Several studies have shown that sleep duration, specifically sleep deficit or shorter sleep duration, predicts mortality, whether it be on weekdays or weekends. In people aged 65 years and younger, daily sleep duration of 5 hours or less (amounting to a sleep deficit of 2 hours per day) during weekends correlated with a 52% higher mortality rate—as compared to a control group who slept for 7 hours. Consistent weekday sleep debt exhibited a detrimental association with mortality and morbidity, but this effect was negated when compensated with long sleep during weekends. However, the harmful consequences of sleep debt over weekdays and weekends were not seen in individuals aged 65 years and older.

==Scientific debate==

There is debate among researchers as to whether the concept of sleep debt describes a measurable phenomenon. The September 2004 issue of the journal Sleep contains dueling editorials from two leading sleep researchers, David F. Dinges and Jim Horne. A 1997 experiment conducted by psychiatrists at the University of Pennsylvania School of Medicine suggested that cumulative nocturnal sleep debt affects daytime sleepiness, particularly on the first, second, sixth, and seventh days of sleep restriction.

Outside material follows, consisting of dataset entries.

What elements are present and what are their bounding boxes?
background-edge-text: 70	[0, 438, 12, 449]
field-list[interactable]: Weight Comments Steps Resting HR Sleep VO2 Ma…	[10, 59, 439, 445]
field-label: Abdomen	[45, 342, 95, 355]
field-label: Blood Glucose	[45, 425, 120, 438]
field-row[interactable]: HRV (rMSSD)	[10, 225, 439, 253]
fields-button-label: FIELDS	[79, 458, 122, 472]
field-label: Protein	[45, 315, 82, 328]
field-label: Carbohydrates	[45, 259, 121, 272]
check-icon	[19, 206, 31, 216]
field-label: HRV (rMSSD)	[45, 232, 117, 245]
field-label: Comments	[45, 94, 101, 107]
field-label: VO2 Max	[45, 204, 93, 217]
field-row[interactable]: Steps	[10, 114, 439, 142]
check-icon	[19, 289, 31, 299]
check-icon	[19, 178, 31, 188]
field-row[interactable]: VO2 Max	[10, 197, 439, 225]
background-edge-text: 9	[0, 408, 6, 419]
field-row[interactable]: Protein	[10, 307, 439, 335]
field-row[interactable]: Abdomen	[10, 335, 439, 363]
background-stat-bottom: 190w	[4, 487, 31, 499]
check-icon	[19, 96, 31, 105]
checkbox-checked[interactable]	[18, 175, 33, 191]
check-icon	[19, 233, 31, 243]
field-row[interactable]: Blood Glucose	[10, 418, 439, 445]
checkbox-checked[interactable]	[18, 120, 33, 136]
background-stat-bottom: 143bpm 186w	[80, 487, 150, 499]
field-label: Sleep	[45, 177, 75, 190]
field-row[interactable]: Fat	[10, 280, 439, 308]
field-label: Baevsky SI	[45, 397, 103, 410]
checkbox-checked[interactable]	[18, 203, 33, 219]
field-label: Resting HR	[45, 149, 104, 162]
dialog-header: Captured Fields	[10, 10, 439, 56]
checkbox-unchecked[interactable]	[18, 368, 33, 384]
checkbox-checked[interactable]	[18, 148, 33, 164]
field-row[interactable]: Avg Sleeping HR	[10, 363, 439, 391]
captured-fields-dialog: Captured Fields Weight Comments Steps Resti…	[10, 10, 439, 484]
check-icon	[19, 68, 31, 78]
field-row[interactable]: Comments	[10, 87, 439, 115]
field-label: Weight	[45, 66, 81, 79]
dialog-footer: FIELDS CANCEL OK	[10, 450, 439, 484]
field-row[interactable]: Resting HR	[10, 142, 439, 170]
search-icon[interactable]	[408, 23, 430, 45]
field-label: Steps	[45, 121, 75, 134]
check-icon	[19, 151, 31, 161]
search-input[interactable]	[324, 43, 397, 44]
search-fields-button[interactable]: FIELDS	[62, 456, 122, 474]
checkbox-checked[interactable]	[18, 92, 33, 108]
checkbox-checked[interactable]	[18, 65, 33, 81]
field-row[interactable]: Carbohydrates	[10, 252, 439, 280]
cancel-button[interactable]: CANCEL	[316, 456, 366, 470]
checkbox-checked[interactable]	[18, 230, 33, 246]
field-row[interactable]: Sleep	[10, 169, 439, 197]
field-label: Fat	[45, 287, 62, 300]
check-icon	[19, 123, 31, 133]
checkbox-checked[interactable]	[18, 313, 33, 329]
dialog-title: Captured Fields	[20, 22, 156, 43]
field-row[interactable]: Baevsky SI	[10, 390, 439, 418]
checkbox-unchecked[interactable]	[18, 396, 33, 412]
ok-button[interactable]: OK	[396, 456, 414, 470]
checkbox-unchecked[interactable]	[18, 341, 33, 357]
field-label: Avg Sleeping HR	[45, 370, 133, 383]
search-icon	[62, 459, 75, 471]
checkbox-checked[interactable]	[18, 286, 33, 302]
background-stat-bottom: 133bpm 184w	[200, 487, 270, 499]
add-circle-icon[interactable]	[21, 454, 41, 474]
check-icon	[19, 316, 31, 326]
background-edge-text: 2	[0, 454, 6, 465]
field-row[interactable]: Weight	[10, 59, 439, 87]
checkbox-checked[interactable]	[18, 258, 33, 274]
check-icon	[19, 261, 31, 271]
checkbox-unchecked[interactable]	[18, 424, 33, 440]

In one study, subjects were tested using the psychomotor vigilance task (PVT). Different groups of people were tested with different sleep times for two weeks: 8 hours, 6 hours, 4 hours, and total sleep deprivation. Each day, they were tested for the number of lapses on the PVT. The results showed that, as time went by, each group's performance worsened, with no sign of any stopping point. Moderate sleep deprivation was found to be detrimental; people who slept 6 hours a night for 10 days had similar results to those who were completely sleep deprived for 1 day.

==Evaluation==

Sleep debt has been tested in a number of studies through the use of a sleep onset latency test. This test attempts to measure how easily a person can fall asleep. When this test is done several times during the day, it is called a multiple sleep latency test (MSLT). The subject is told to go to sleep and is awakened after determining the amount of time it took to fall asleep. The Epworth Sleepiness Scale (ESS), an eight-item questionnaire with scores ranging from 0 to 24, is another tool used to screen for potential sleep debt.

A January 2007 study from Washington University in St. Louis suggests that saliva tests of the enzyme amylase could be used to indicate sleep debt, as the enzyme increases its activity in correlation with the length of time a subject has been deprived of sleep.

The control of wakefulness has been found to be strongly influenced by the protein orexin. A 2009 study from Washington University in St. Louis has illuminated important connections between sleep debt, orexin, and amyloid beta, with the suggestion that the development of Alzheimer's disease could hypothetically be a result of chronic sleep debt or excessive periods of wakefulness.

==Phosphorylation of proteins==

In mice, there are 80 proteins in the brain, called "sleep need index phosphoproteins" (SNIPPs), which become more and more phosphorylated during waking hours, and are dephosphorylated during sleep. The phosphorylation is aided by the gene Sik3. A type of laboratory mouse (named Sleepy) possesses an altered version of this protein, which is called SLEEPY, where the protein is more active than the regular version. This results in the mice showing more slow-wave sleep activity during non-REM sleep—a reliable indicator that more sleep is met. Inhibition of the Sik3 gene decreases phosphorylation and slow-wave activity in both normal and modified mice.